Examples: Students are honing skills related to responding anytime the Art Guide asks students to evaluate or critique work. They will also have the opportunity to email the Artist and ask questions regarding their work.

Anchor Standard #7. Perceiving and analyzing artistic work is a large part of Art Guide activities. Students are frequently asked to evaluate art, whether it is another artists’ or their own. They learn to look at art in new ways, and to notice details that may be meaningful or telling. 

Anchor Standard #8. Students will interpret intent and meaning in artistic work. They will form ideas about what an artist meant through a piece of art, or what message they are trying to express to their audience. They will present and defend their ideas in class discussions.

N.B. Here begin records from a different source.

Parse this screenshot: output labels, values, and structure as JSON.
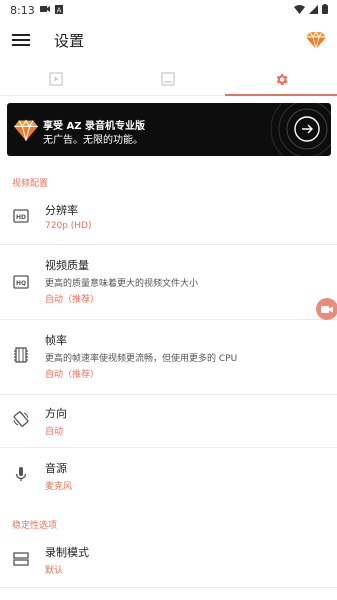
{
  "status": {
    "time": "8:13"
  },
  "appbar": {
    "title": "设置"
  },
  "promo": {
    "title": "享受 AZ 录音机专业版",
    "subtitle": "无广告。无限的功能。"
  },
  "sections": {
    "video": "视频配置",
    "stability": "稳定性选项"
  },
  "settings": [
    {
      "title": "分辨率",
      "desc": "",
      "value": "720p (HD)"
    },
    {
      "title": "视频质量",
      "desc": "更高的质量意味着更大的视频文件大小",
      "value": "自动（推荐）"
    },
    {
      "title": "帧率",
      "desc": "更高的帧速率使视频更流畅，但使用更多的 CPU",
      "value": "自动（推荐）"
    },
    {
      "title": "方向",
      "desc": "",
      "value": "自动"
    },
    {
      "title": "音源",
      "desc": "",
      "value": "麦克风"
    },
    {
      "title": "录制模式",
      "desc": "",
      "value": "默认"
    }
  ],
  "colors": {
    "accent": "#e8735a",
    "promo_bg": "#0d0d0d"
  }
}
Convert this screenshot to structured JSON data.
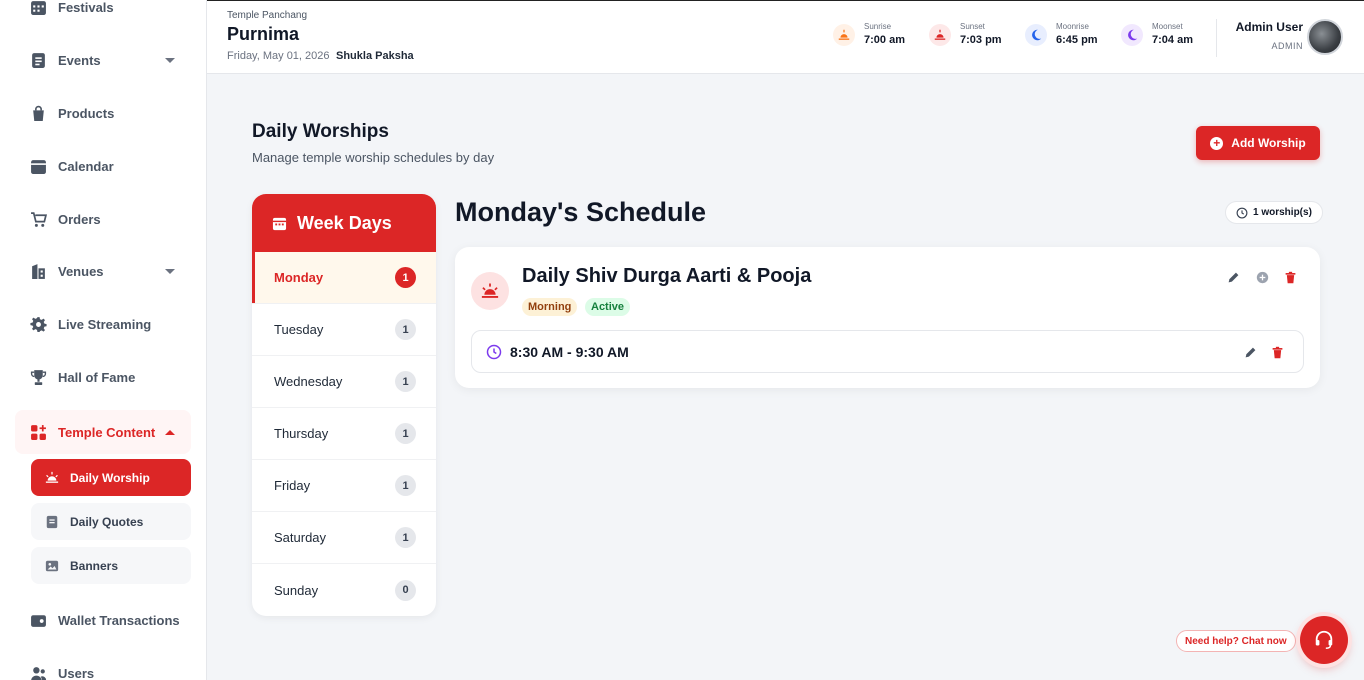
{
  "sidebar": {
    "items": [
      {
        "label": "Festivals"
      },
      {
        "label": "Events"
      },
      {
        "label": "Products"
      },
      {
        "label": "Calendar"
      },
      {
        "label": "Orders"
      },
      {
        "label": "Venues"
      },
      {
        "label": "Live Streaming"
      },
      {
        "label": "Hall of Fame"
      },
      {
        "label": "Temple Content"
      },
      {
        "label": "Wallet Transactions"
      },
      {
        "label": "Users"
      }
    ],
    "sub_items": [
      {
        "label": "Daily Worship"
      },
      {
        "label": "Daily Quotes"
      },
      {
        "label": "Banners"
      }
    ]
  },
  "header": {
    "panchang_label": "Temple Panchang",
    "tithi": "Purnima",
    "date": "Friday, May 01, 2026",
    "paksha": "Shukla Paksha",
    "astro": [
      {
        "label": "Sunrise",
        "value": "7:00 am"
      },
      {
        "label": "Sunset",
        "value": "7:03 pm"
      },
      {
        "label": "Moonrise",
        "value": "6:45 pm"
      },
      {
        "label": "Moonset",
        "value": "7:04 am"
      }
    ],
    "user_name": "Admin User",
    "user_role": "ADMIN"
  },
  "main": {
    "title": "Daily Worships",
    "subtitle": "Manage temple worship schedules by day",
    "add_label": "Add Worship",
    "week_title": "Week Days",
    "days": [
      {
        "name": "Monday",
        "count": "1"
      },
      {
        "name": "Tuesday",
        "count": "1"
      },
      {
        "name": "Wednesday",
        "count": "1"
      },
      {
        "name": "Thursday",
        "count": "1"
      },
      {
        "name": "Friday",
        "count": "1"
      },
      {
        "name": "Saturday",
        "count": "1"
      },
      {
        "name": "Sunday",
        "count": "0"
      }
    ],
    "schedule_title": "Monday's Schedule",
    "worship_count": "1 worship(s)",
    "worship": {
      "title": "Daily Shiv Durga Aarti & Pooja",
      "tag_time": "Morning",
      "tag_status": "Active",
      "time": "8:30 AM - 9:30 AM"
    }
  },
  "help": {
    "label": "Need help? Chat now"
  },
  "colors": {
    "accent": "#dc2626",
    "active_day_bg": "#fff8ec"
  }
}
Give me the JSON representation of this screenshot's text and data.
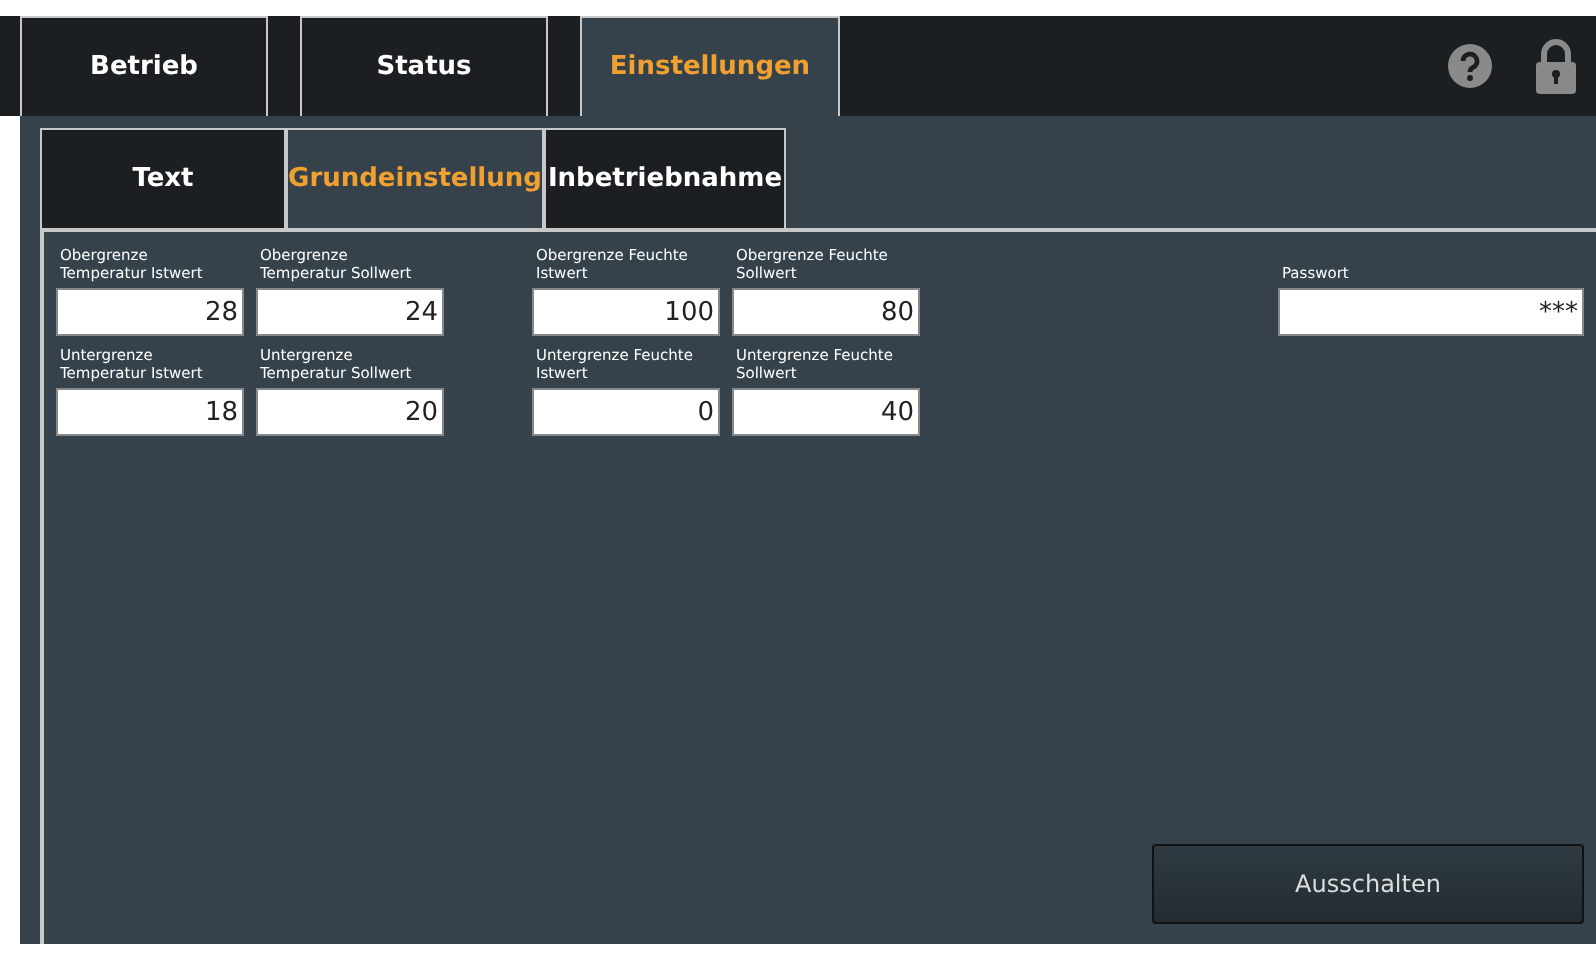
{
  "tabs": [
    {
      "label": "Betrieb",
      "selected": false
    },
    {
      "label": "Status",
      "selected": false
    },
    {
      "label": "Einstellungen",
      "selected": true
    }
  ],
  "subtabs": [
    {
      "label": "Text",
      "selected": false
    },
    {
      "label": "Grundeinstellung",
      "selected": true
    },
    {
      "label": "Inbetriebnahme",
      "selected": false
    }
  ],
  "field_rows": [
    [
      {
        "label": "Obergrenze\nTemperatur Istwert",
        "value": "28"
      },
      {
        "label": "Obergrenze\nTemperatur Sollwert",
        "value": "24"
      },
      {
        "label": "Obergrenze Feuchte\nIstwert",
        "value": "100"
      },
      {
        "label": "Obergrenze Feuchte\nSollwert",
        "value": "80"
      }
    ],
    [
      {
        "label": "Untergrenze\nTemperatur Istwert",
        "value": "18"
      },
      {
        "label": "Untergrenze\nTemperatur Sollwert",
        "value": "20"
      },
      {
        "label": "Untergrenze Feuchte\nIstwert",
        "value": "0"
      },
      {
        "label": "Untergrenze Feuchte\nSollwert",
        "value": "40"
      }
    ]
  ],
  "password": {
    "label": "Passwort",
    "value": "***"
  },
  "button": "Ausschalten"
}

Anchor Standard #9. Students will learn to apply criteria to evaluate artistic work. They will be provided with frameworks and concepts that will allow them to evaluate art formally, stylistically, and historically. They will be able to apply these concepts and frameworks to their thinking about a new piece of art and use them to inform their understanding of the piece. 

Check out how our Art Guide satisfies National Art Standards.

 

Connecting

Examples: One Group Project Activity called “Creative Team”, asks students to come up with branding and promotes shared values through artistic mediums. 

Anchor Standard #10. Students will synthesize and relate knowledge and personal experiences to make art. The Art Guide stresses the importance of representation because of how important personal connections are to artmaking. Many activities ask students to create art that is inspired by personal experiences and knowledge.

Anchor Standard #11. Finally, students will relate artistic ideas and works with societal, cultural and historical context to deepen understanding. They will learn to connect art with the time it was created within, and the identity of the artist who made it. They will scour the artwork for political and historical meaning to help enrich their understanding of what it might mean. 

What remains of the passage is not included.